Misericórdia é, inequivocamente, a “torneira” da paz
A profecia de Daniel ajuda-nos a tomar consciência de que, não obstante sermos guiados pela Palavra do Senhor anunciada pelos profetas e pelos apóstolos, não estamos livres de praticar ações que façam sentir a vergonha sobre os nossos rostos. Ao mesmo tempo, a profecia manifesta a consciência de que, não obstante essas más ações, no Senhor Deus está a misericórdia e o perdão.
Nestes tempos que estamos a viver, em que se faz sentir uma certa descredibilização da Igreja por causa dos abusos sexuais e da forma como se está a lidar com a resolução dos mesmos, faz-nos bem proclamarmos o Evangelho de hoje. Tenho intuído que está a acontecer uma espécie de Inquisição ao contrário. E creio que se esta não tivesse acontecido e deixado as suas “mazelas” ideológicas na sociedade, pelo menos a forma como se está a abordar a Igreja na questão dos abusos seria outra.
O trecho evangélico de hoje, na sequência do convite de Jesus a amarmos os nossos inimigos, constitui um convite a superar qualquer condenação dos outros. A afirmação teologal ─ “sede misericordiosos como o vosso Pai é misericordioso” ─ identifica-se com a sua face antropológica ─ “como quereis que os outros vos façam, fazei-lho vós também”, como parte unânime de um modelo operativo decisivo para a evangelização.
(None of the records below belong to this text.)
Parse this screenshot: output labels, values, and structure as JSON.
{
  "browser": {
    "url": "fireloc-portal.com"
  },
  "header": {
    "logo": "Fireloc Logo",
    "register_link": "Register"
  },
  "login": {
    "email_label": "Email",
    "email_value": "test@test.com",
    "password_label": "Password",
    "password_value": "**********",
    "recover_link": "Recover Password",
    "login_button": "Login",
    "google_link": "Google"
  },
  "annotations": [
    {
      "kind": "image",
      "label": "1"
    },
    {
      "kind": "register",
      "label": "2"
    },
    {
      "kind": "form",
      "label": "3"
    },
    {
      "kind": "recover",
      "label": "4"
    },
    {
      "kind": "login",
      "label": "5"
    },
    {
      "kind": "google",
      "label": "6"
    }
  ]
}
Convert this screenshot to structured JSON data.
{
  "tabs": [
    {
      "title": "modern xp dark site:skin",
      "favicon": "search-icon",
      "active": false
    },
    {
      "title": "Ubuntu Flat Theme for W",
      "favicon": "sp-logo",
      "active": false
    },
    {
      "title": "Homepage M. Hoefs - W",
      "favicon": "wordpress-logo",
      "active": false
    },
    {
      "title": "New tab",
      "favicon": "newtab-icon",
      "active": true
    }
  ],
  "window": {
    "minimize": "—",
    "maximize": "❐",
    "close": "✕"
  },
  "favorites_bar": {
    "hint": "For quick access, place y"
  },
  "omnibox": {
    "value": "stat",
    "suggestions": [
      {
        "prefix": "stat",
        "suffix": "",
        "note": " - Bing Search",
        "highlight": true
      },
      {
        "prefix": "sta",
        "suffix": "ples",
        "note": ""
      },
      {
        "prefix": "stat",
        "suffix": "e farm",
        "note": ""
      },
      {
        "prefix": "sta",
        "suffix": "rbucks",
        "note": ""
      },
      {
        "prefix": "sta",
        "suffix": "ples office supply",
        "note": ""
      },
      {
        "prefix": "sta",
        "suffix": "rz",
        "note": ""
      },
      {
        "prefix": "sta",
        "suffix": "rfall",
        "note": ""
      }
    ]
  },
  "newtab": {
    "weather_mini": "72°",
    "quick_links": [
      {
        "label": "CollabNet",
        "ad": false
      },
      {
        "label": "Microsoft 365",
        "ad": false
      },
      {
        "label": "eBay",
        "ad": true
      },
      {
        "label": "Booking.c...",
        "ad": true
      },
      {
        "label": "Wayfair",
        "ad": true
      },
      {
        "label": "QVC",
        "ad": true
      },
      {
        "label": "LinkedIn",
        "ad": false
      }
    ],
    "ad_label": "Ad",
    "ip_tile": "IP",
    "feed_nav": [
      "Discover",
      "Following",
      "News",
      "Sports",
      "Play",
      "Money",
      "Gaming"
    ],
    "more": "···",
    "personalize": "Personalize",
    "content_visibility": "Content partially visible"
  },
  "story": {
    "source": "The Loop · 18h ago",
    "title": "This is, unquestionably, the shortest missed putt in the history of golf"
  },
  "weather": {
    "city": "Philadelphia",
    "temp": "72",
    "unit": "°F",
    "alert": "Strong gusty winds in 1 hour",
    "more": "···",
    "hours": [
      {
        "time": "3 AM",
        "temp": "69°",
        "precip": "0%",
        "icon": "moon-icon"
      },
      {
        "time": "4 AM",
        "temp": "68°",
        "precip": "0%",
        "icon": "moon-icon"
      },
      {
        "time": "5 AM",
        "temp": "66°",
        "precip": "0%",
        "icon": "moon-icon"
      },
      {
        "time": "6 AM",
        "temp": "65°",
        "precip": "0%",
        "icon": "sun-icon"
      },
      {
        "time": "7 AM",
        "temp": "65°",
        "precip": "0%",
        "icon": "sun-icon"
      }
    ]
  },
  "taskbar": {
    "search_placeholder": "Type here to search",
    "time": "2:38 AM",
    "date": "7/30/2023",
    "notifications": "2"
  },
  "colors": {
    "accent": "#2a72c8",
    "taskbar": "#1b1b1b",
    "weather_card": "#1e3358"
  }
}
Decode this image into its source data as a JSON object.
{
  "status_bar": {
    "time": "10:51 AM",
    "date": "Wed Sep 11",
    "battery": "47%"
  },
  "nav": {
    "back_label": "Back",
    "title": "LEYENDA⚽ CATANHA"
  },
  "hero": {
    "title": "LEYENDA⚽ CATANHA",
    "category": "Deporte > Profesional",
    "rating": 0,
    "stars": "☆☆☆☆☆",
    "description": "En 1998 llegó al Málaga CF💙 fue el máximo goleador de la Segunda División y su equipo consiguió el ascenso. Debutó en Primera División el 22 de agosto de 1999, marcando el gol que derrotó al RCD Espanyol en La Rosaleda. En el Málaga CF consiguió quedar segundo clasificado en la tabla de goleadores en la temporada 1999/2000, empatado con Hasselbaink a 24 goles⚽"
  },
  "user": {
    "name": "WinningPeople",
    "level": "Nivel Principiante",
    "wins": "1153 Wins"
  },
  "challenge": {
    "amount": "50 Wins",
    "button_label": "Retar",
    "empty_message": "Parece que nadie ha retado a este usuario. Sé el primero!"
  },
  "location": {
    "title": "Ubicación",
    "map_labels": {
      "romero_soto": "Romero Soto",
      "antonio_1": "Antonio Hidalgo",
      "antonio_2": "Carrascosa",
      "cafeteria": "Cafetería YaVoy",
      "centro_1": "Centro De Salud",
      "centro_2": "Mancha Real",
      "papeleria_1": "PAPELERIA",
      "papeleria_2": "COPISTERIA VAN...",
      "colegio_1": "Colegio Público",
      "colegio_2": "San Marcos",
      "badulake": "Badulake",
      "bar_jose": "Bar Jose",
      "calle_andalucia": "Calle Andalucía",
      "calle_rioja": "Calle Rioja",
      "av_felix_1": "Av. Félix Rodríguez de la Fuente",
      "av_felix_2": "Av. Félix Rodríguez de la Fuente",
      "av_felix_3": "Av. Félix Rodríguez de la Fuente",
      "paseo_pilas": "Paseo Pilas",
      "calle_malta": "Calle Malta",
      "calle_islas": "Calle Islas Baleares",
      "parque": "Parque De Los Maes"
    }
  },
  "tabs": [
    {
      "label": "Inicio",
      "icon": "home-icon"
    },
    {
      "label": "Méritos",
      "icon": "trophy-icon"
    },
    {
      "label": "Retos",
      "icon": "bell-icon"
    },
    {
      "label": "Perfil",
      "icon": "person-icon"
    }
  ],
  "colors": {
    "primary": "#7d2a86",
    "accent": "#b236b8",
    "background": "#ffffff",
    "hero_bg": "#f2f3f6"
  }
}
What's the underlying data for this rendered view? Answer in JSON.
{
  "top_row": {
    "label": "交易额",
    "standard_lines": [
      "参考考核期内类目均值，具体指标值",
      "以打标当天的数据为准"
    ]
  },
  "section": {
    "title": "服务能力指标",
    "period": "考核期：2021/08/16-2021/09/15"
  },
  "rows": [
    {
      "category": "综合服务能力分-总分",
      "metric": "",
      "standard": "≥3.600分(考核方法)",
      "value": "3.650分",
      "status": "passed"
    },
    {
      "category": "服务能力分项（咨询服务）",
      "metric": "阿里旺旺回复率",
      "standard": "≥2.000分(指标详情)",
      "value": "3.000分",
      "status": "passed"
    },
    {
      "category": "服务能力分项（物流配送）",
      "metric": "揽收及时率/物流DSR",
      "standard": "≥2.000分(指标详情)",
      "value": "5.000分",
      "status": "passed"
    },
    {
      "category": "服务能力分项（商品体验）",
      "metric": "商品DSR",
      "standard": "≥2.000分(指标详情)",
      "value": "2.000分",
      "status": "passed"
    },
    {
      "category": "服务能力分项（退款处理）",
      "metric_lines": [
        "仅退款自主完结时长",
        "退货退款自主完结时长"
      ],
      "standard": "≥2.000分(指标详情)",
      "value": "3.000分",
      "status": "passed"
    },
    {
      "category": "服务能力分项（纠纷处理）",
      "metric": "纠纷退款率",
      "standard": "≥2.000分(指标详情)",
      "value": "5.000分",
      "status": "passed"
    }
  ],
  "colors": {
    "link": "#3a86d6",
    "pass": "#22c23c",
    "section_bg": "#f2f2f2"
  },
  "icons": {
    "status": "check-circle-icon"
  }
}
Nos Comentáros à Bíblia Litúrgica (Assafarge: Gráfica de Coimbra 2, 2007), encontramos um estudo interessante desta passagem, lembrando-nos que a mesma se situa no coração do Evangelho e mostrando-nos Jesus a revelar o verdadeiro sentido de Deus e da vida dos homens. O autor ajuda-nos a refletir como o judaísmo tinha uma norma de justiça segundo a qual cada um havia de ser tratado de acordo com as suas obras; e no marxismo, a aceitação da dialética da revolução, na qual se inseria a necessidade de superar ou até, mesmo, destruir o inimigo para se alcançar a harmonia final. Nas políticas do mundo, sacrifica-se o bem dos pobres (que são muitos) pelo interesse de grupos minoritários. A tendência do egoísmo leva a amar os outros apenas na medida em que representem um valor para a minha vida. Diante destas conceções, a atitude de Jesus que demarca o Evangelho é de uma nitidez e força arrepiantes: “Amai os vossos inimigos”. As tendências apontadas acima não são absolutas. Ainda há pouco tempo, a Congregação para a Doutrina da Fé publicou o carta “Placuit Deo” (sobre alguns aspetos da salvação cristã) para deixar claro como o individualismo e o desprezo do corpo são duas máscaras de heresias antigas (o gnosticismo e o pelagianismo).
Só é absoluta a urgência de semear o bem, amar sem procurar resposta, dar sem esperar recompensa, pagar com o bem os males recebidos. É tão estranhamento distinta esta forma de entender o amor, que os primeiros cristãos introduziram na linguagem grega uma palavra nova para o exprimir: “ágape”. E é por esta atitude que se caminha para a plenitude humana, nunca diminuindo os outros, seja quem for…
Portanto, a Igreja não é uma empresa, nem uma organização não-governamental ─ estamos sempre a ouvir esta verdade. No entanto, por vezes funciona como se fosse. A comunidade da Igreja é governada pela Trindade e por um desígnio maior de amor ultramundano que não descarta ninguém. Tenho por certo que o remédio para as feridas que a Igreja está a sofrer (internas e externas) está na sinodalidade. Ainda não é tarde, porquanto o melhor remédio muitas vezes só se encontra enquanto as feridas estiverem abertas. A parábola do Bom Samaritano tem nesta hora um significado mais realista, dando conta que é um estrangeiro que cuida do Cristo (e de quem o representa) que está caído no chão. Deixemos que ele O leve ao estalajadeiro. Deixemos de ficar meramente presos às sacristias. Os adros que nos fazem adentrar nas igrejas são os mesmos espaços que nos fazem adentar na vida e relacionamentos quotidianos com uma nova atitude.